Bu ülkenin ufkunu genişleten üstat Necip Fazıl’ı da rahmetle anıyoruz. Üstadın izini süren güçlü bir düşünce ve edebiyat damarının bugünde ülkemizde ruhları temizlediğini görüyoruz. Üstat korkmadı, korkutulamadı. Çünkü o dava insanıydı. Verdiği cevap çok asildi. ‘Siz burada hancı ben de bu dava da yolcu oldukça bu hana daha çok uğrarım’ diyordu. Üstat bu en basit bir yerde geri vitese takanlardan değildi. Dimdik ayakta yoluna devam edenlerdendi. Bu ödüller aynı zamanda üstadın davasına, mücadelesine samimiyetle bağlı kaldığımızın bir göstergesidir.

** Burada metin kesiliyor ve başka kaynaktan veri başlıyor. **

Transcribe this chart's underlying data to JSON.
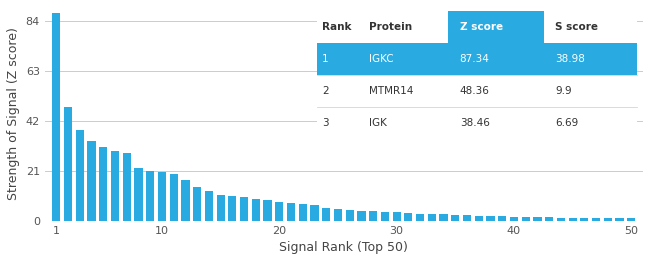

Bu ödüller ayrıca milletimizin ruh kökünü diri ve ayakta tutmamızın timsalidir. Bu ödüller kendileri dışında kimseye var olma hakkı tanımayan zorbalara karşı açılmış bir bayraktır. İlim ve fikir yoksunu bu zorbaların ilk günden itibaren Üstat Necip Fazıl’ı dillerine dolamalarının sebebi budur. 2014 yılından beri takdim ettiğimiz ödüllere ahde vefanın tescili olarak bakıyoruz.